Il Tribunale di Roma ha emesso una sentenza che sta facendo molto discutere e che, senza ombra di dubbio, diventerà storica nella giurisprudenza. Per la prima volta in Italia, è stato dato il via libera per l'adozione di una bambina ad una coppia lesbica, che si era rivolta all'Aiaf, Associazione italiana degli avvocati per la famiglia e per i minori, con lo scopo di portare avanti legalmente la loro richiesta. La piccola, figlia biologica di una delle due donne, è così stata adottata legalmente dalla compagna e, il collegio presieduto da Melita Cavallo, ha disposto anche l'acquisizione di entrambi i cognomi.

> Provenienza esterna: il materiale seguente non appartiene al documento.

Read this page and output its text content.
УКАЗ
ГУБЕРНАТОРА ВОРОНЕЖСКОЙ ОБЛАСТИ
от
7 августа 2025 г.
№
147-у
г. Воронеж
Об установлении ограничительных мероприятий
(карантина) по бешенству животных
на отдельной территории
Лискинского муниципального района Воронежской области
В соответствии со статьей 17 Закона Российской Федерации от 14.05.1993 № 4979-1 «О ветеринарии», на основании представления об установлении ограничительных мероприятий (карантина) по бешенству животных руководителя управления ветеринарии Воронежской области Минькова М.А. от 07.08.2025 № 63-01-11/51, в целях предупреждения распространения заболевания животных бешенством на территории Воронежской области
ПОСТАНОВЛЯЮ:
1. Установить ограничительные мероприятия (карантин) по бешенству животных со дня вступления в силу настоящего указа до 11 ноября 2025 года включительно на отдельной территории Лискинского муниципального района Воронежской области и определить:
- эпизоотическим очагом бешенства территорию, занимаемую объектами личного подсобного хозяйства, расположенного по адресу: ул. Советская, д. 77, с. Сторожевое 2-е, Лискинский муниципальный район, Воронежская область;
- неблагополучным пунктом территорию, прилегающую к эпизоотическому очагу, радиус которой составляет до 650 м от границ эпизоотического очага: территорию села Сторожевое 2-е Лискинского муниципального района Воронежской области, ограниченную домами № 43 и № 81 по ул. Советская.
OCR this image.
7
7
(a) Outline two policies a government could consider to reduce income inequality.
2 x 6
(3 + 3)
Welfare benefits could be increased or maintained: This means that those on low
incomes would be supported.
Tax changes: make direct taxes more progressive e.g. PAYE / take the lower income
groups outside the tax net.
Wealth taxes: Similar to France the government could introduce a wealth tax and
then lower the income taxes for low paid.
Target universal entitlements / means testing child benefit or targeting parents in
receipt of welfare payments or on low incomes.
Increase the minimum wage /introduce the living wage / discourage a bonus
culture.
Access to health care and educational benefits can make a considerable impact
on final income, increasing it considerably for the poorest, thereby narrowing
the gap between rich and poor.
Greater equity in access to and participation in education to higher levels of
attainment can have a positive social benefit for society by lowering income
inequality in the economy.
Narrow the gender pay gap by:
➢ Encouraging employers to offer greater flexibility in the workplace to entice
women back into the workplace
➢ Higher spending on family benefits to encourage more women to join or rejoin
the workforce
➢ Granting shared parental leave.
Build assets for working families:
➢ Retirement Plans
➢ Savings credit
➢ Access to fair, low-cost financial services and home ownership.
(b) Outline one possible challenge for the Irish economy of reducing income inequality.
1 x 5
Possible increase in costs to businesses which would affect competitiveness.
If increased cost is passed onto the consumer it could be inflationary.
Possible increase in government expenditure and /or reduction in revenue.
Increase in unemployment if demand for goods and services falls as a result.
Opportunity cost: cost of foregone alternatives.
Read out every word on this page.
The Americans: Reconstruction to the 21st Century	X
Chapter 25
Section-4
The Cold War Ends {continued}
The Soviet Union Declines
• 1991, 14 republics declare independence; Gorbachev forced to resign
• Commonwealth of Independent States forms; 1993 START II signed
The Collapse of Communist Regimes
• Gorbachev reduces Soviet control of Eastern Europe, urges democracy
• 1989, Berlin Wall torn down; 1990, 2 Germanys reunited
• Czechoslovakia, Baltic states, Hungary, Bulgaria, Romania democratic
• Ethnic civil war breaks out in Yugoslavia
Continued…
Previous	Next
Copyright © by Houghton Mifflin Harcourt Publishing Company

Le due donne omosessuali, convivevano da più di dieci anni e, attraverso un faticoso percorso di procreazione assistita eterologa in Spagna, hanno portato a termine la gravidanza ed iniziato la loro nuova vita da genitori. Si sono rivolte all'avvocatessa Maria Antonia Pili, che ha seguito il caso ed è riuscita a garantire la parità di doveri e diritti ad entrambe le donne all'interno della coppia e alla figlia così fortemente desiderata. La richiesta delle mamme è stata accolta perché la legge italiana, nello specifico articolo 44 della legge 184/1983, rende possibile l'adozione anche in casi particolari, con lo scopo di mantenere con il genitore il rapporto affettivo e di convivenza già consolidato in modo positivo nel tempo e senza discriminazione per l'orientamento sessuale dei genitori.
La legale specifica che non si tratta di una concessione di diritto ex novo, bensì di preservare una situazione familiare già consolidata, in cui devono essenzialmente essere garantiti i diritti della minore. La sentenza, che riconosce il diritto di adozione in una coppia omosessuale, sta scatenando molti consensi ed anche numerose polemiche. L'Associazione Famiglie Arcobaleno esulta perché "finalmente è stato infranto un tabù", così come ArciLesbica e ArciGay, mentre il centro-destra punta il dito contro la magistratura che "si sostituisce alla legge in una tematica così delicata" e definisce la sentenza incostituzionale.
Le mamme, entrambe libere professioniste, sono felici della sentenza perché sperano che questo sia un passo avanti verso la parità di diritti nelle coppie omogenitoriali che ancora non possono tutelare completamente a livello legale i propri figli.
La cosiddetta "Stepchild adoption", vale a dire l'adozione del "figliastro" è già diffusa in molti Paesi europei, tra cui Spagna, Francia, Germania ed i Paesi scandinavi. In Italia si stimano migliaia di famiglie gay/lesbo e centomila bambini con genitori omosessuali.